Dampak neoimperialisme tersebut sangat dahsyat, yakni menciptakan ketergantungan permanen negara sedang berkembang kepada negara industri maju, makin miskinnya negara sedang berkembang sekaligus makin kayanya negara industri maju, dan secara teoretis tercipta proses pembangunan yang semu karena adanya fakta pembangunan yang menciptakan ketergantungan. Konstatasi tersebut berlaku di hampir semua negara sedang berkembang, termasuk di Indonesa; walaupun ada sebagian kecil negara-negara yang sudah berhasil keluar dari perangkap tersebut.
Gangguan bentuk penjajahan baru dari dalam negeri di Indonesia digarap oleh kalangan komprador tersebut, yang umumnya lebih bersifat impersonal dan institusional. Tujuannya; pertama, melemahkan secara sistematis peran negara seperti dijamin Pasal 33 UUD 45, sebelum di amandemen, demi melayani globalisasi seraya menyerahkan segala urusan penguasaan sumber daya alam kepada pihak asing atas nama mengejar efisiensi, privatisasi tanpa control BUMN-BUMN, pencabutan subsidi secara tak selektif segala urusan ekonomi publik dan sosial, serta liberalisasi ekonomi dan keuangan yang tak memedulikan kepentingan ekonomi nasional, harkat, martabat, dan kesejahteraan rakyat.
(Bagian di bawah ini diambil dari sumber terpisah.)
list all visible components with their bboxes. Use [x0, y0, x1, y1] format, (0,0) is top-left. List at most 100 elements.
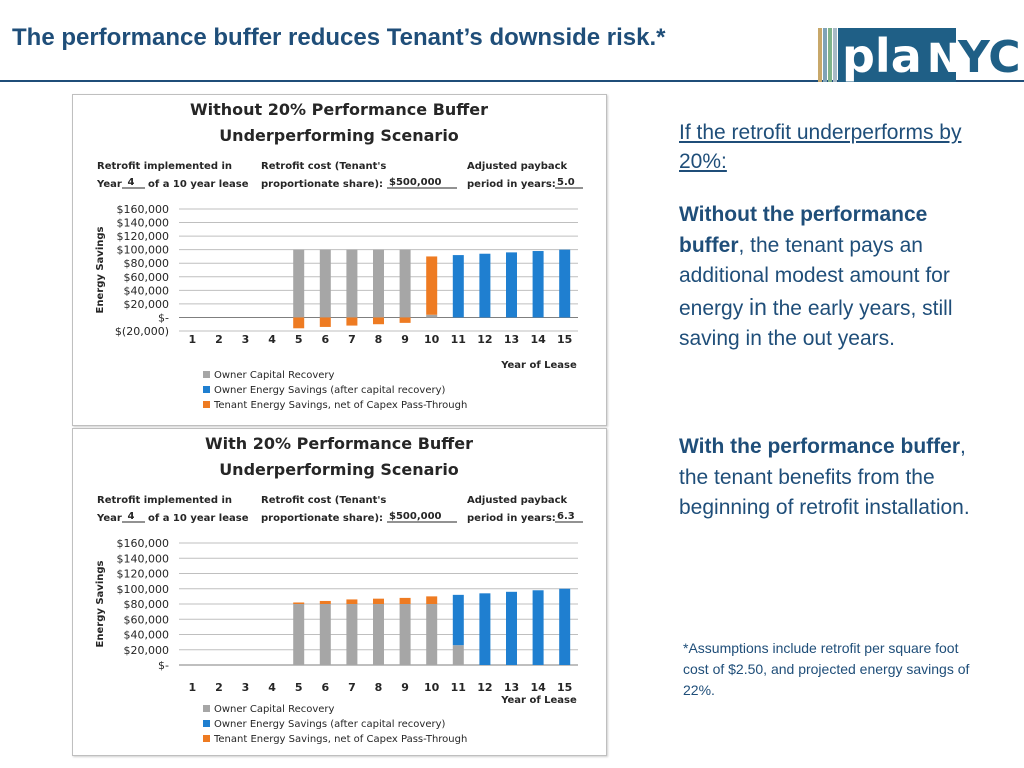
chart-title-line1: Without 20% Performance Buffer — [190, 100, 488, 119]
legend-label: Owner Capital Recovery — [214, 704, 335, 715]
y-tick-label: $- — [158, 659, 169, 672]
bar-segment — [532, 251, 544, 318]
y-tick-label: $80,000 — [124, 598, 170, 611]
info-year-label: Year — [96, 179, 122, 190]
y-tick-label: $60,000 — [124, 613, 170, 626]
x-tick-label: 5 — [295, 681, 303, 694]
y-tick-label: $100,000 — [117, 244, 170, 257]
without-buffer-heading: Without the performance buffer — [679, 203, 928, 257]
x-tick-label: 11 — [451, 333, 466, 346]
y-tick-label: $- — [158, 311, 169, 324]
y-tick-label: $40,000 — [124, 629, 170, 642]
x-tick-label: 1 — [188, 333, 196, 346]
x-tick-label: 4 — [268, 681, 276, 694]
chart-title-line2: Underperforming Scenario — [219, 460, 459, 479]
chart-with-buffer: With 20% Performance Buffer Underperformi… — [72, 428, 607, 756]
logo-stripe — [833, 28, 837, 82]
y-tick-label: $20,000 — [124, 644, 170, 657]
y-tick-label: $140,000 — [117, 552, 170, 565]
y-tick-label: $60,000 — [124, 271, 170, 284]
without-buffer-text: Without the performance buffer, the tena… — [679, 200, 979, 355]
x-tick-label: 3 — [242, 333, 250, 346]
bar-segment — [532, 590, 544, 665]
bar-segment — [293, 602, 305, 604]
chart-without-buffer-svg: Without 20% Performance Buffer Underperfo… — [95, 100, 583, 411]
legend-label: Owner Energy Savings (after capital reco… — [214, 719, 446, 730]
with-buffer-text: With the performance buffer, the tenant … — [679, 432, 979, 524]
plannyc-logo: pla N YC — [818, 28, 1024, 83]
x-axis-label: Year of Lease — [500, 360, 577, 371]
y-tick-label: $(20,000) — [115, 325, 169, 338]
y-tick-label: $160,000 — [117, 537, 170, 550]
info-payback-label: Adjusted payback — [467, 495, 568, 506]
info-year-label: Year — [96, 513, 122, 524]
legend-swatch — [203, 735, 210, 742]
x-tick-label: 10 — [424, 333, 440, 346]
bar-segment — [373, 249, 384, 318]
x-tick-label: 6 — [321, 681, 329, 694]
x-tick-label: 9 — [401, 333, 409, 346]
bar-segment — [559, 249, 571, 318]
bar-segment — [479, 593, 491, 665]
info-cost-value: $500,000 — [389, 511, 442, 522]
x-tick-label: 9 — [401, 681, 409, 694]
x-tick-label: 2 — [215, 681, 223, 694]
logo-stripe — [828, 28, 832, 82]
slide-title: The performance buffer reduces Tenant’s … — [12, 24, 666, 51]
info-implemented-label: Retrofit implemented in — [97, 161, 232, 172]
y-tick-label: $140,000 — [117, 217, 170, 230]
info-payback-value: 6.3 — [557, 511, 575, 522]
bar-segment — [293, 249, 305, 318]
logo-text-yc: YC — [957, 32, 1021, 82]
bar-segment — [452, 255, 464, 318]
bar-segment — [346, 317, 358, 326]
bar-segment — [319, 604, 331, 665]
legend-swatch — [203, 386, 210, 393]
x-tick-label: 14 — [530, 333, 546, 346]
x-tick-label: 10 — [424, 681, 440, 694]
bar-segment — [399, 604, 411, 665]
logo-stripe — [818, 28, 822, 82]
x-tick-label: 12 — [477, 333, 492, 346]
chart-with-buffer-svg: With 20% Performance Buffer Underperformi… — [95, 434, 583, 745]
legend-label: Tenant Energy Savings, net of Capex Pass… — [213, 400, 467, 411]
y-tick-label: $120,000 — [117, 230, 170, 243]
legend-swatch — [203, 705, 210, 712]
x-tick-label: 7 — [348, 681, 356, 694]
x-tick-label: 13 — [504, 681, 519, 694]
info-implemented-label: Retrofit implemented in — [97, 495, 232, 506]
x-tick-label: 15 — [557, 681, 572, 694]
x-tick-label: 8 — [375, 333, 383, 346]
info-year-value: 4 — [128, 177, 135, 188]
legend-swatch — [203, 720, 210, 727]
info-share-label: proportionate share): — [261, 513, 383, 524]
bar-segment — [479, 253, 491, 318]
plannyc-logo-graphic: pla N YC — [818, 28, 1021, 83]
info-lease-label: of a 10 year lease — [148, 513, 249, 524]
bar-segment — [319, 600, 331, 604]
y-tick-label: $80,000 — [124, 257, 170, 270]
info-cost-label: Retrofit cost (Tenant's — [261, 161, 386, 172]
info-year-value: 4 — [128, 511, 135, 522]
assumptions-footnote: *Assumptions include retrofit per square… — [683, 640, 970, 698]
x-tick-label: 11 — [451, 681, 466, 694]
info-period-label: period in years: — [467, 513, 556, 524]
with-buffer-heading: With the performance buffer — [679, 435, 960, 458]
y-tick-label: $120,000 — [117, 568, 170, 581]
y-axis-label: Energy Savings — [95, 226, 106, 313]
x-tick-label: 4 — [268, 333, 276, 346]
scenario-question: If the retrofit underperforms by 20%: — [679, 121, 962, 173]
legend-swatch — [203, 401, 210, 408]
x-tick-label: 8 — [375, 681, 383, 694]
y-tick-label: $100,000 — [117, 583, 170, 596]
bar-segment — [559, 588, 571, 665]
y-tick-label: $20,000 — [124, 298, 170, 311]
chart-title-line1: With 20% Performance Buffer — [205, 434, 473, 453]
bar-segment — [346, 599, 358, 604]
info-period-label: period in years: — [467, 179, 556, 190]
legend-label: Tenant Energy Savings, net of Capex Pass… — [213, 734, 467, 745]
bar-segment — [426, 314, 438, 318]
bar-segment — [426, 596, 438, 604]
y-tick-label: $40,000 — [124, 284, 170, 297]
x-tick-label: 13 — [504, 333, 519, 346]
Kedua, institusionalisasi paham neoliberalisme ekonomi dengan melanggengkan sistem devisa bebas, termasuk tak adanya kewajiban para eksportir untuk menyimpan hasil devisanya di dalam negeri, tak melakukan regulasi yang memadai sehingga pasar modal dibiarkan menjadi ajang spekulasi dan teramat minim untuk menggerakkan sektor riil, dan pembebasan sistem kurs rupiah terhadap mata uang asing, khususnya USD, dengan menyerahkan kepada mekanisme pasar global yang tak mempertimbangkan kepentingan ekonomi nasional.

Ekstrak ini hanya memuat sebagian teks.